American Carthage
Echoes from the ancient conflicts between Hannibal’s city and Rome continue to reverberate well into the present

Carthage, Tunisia
There are many Americans in Carthage, and most are dead. Buried in the North Africa American Cemetery, on the outskirts of this storied suburb of Tunis, they lie in the same mixture of clay and limestone granules that received the remains of Hannibal’s Carthaginians during the Punic Wars, some 2,000 years ago. Unlike the Romans (rivals to the ancient Carthaginians) and the French (whose conquest of Tunisia began in 1881), we Americans didn’t take this parcel of Africa by force. It was given to us by the French after World War II as a resting place for our military dead. But in 1956, before the cemetery could be completed, French colonial rule ended and there was some question as to whether the new Tunisian regime would honor the bequest of the former colonizer. After some hesitation, it decided that America could still have the land—but only as a gift of the Tunisian people. We were given the land twice.
Today, the cemetery lawn looks as if it had been picked up from a Carolina golf course and laid down on the dry, beige ground like a rug—the unlikely green rendered brighter by the whiteness of the marble crosses that pin it in place. Like an artifact on display in a museum, the cemetery feels finished. Nothing more will happen here, nothing to disturb the sleep of the dead apart from the soft scrapings of landscapers and visitors’ footsteps made heavy by patriotism or the heat. The Latin crosses (and some Stars of David) are hugged tightly from below by Americans who will neither be moved nor joined by anyone else. If ever a place was permanently possessed, this is it.
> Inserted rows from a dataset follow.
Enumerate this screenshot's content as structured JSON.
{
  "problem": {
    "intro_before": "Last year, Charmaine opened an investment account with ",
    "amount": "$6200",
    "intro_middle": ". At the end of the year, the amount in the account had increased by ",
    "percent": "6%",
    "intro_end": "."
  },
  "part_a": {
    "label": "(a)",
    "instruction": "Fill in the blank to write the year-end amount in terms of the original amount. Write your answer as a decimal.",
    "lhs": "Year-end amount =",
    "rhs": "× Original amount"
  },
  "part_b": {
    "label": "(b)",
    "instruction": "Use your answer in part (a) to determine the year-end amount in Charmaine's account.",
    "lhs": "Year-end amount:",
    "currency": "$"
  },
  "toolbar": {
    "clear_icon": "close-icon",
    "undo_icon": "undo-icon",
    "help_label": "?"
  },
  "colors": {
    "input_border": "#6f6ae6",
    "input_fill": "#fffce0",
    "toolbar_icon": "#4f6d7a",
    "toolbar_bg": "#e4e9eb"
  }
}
Of the soldier in Plot F, Row 8, Grave 14, the official record indicates his name, state of origin, rank, unit, and date of death. The unit was the all-Black 92nd Infantry, nicknamed the Buffalo Soldiers Division, so it can be assumed that the surname, Williams, can be traced to the owner of an enslaved ancestor. The U.S. Army considered Black soldiers inferior and did not allow them to fight alongside their white counterparts. In the North African campaign, Black soldiers served in support roles only, but that changed when the invasion of Italy began. The Buffalo Soldiers were now given the privilege of fighting, although not side by side with white soldiers. Williams would not be side by side with them until he was laid to rest, destined to spend eternity in the place where Hannibal was born.
Williams died in a modern Punic War. The Nazis made a point of likening themselves to the heroic Romans and associating the business-oriented, money-grubbing Americans with the sharp-dealing, mercantile Carthaginians. Buried alongside Williams are soldiers who served in Tunisia under General George S. Patton in 1943. Patton believed in reincarnation, and he claimed to have fought near Carthage in ancient times. The following verse is his:
So as through a glass and darkly
The age long strife I see
Where I fought in many guises
Many names, but always me.
Fellow believers have judged him to be the reincarnation of Hannibal. Indeed, Patton bears an uncanny resemblance to an ancient bust said to be of Hannibal. Others contend that although the bust may have been carved to honor the Carthaginian general, its likeness is that of a generic hero. A more accurate portrait, they say, can be found on a coin minted in 217 BCE in Etruria by people anticipating that Hannibal would invade Italy and liberate them from Rome. On the obverse of this coin is the head of a Black African and on the reverse an Indian elephant, presumably Hannibal’s famous war elephant, Surus. From this, some scholars say that Hannibal was Black. Patton did say he fought in many guises.
Along the wall of the North Africa American Cemetery stand three stone statues of women dressed in classical garb. Their names are recollection, honor, and memory, and they are here to help visitors like me organize our feelings. In Roman fashion, recollection holds an open book on which is engraved pro patria, and honor prepares to bestow a wreath of laurel. memory stands with her eyes closed in contemplation—as if to prevent external input distracting her from visualizing the past. But what is memory visualizing that is neither the sacrifice of these soldiers nor their reward? What they looked like, perhaps. The color of their skin. Who they were. For the citizen soldiers of Rome who battled Carthage, only recollection and honor would have mattered. The individualistic culture of America required the additional company of memory.
By now, those who knew Williams are themselves most likely gone. If a person is the product of interactions with others, then so long as those interactions are remembered, that person has presence. There are 240 graves of unknown soldiers at the cemetery, but really, nearly all of the 2,841 buried here are unknown. The official record exists, but what sort of presence is that? memory stands, eyes shut, near Williams’s grave, but with the story of his life long forgotten, she sleeps at her post.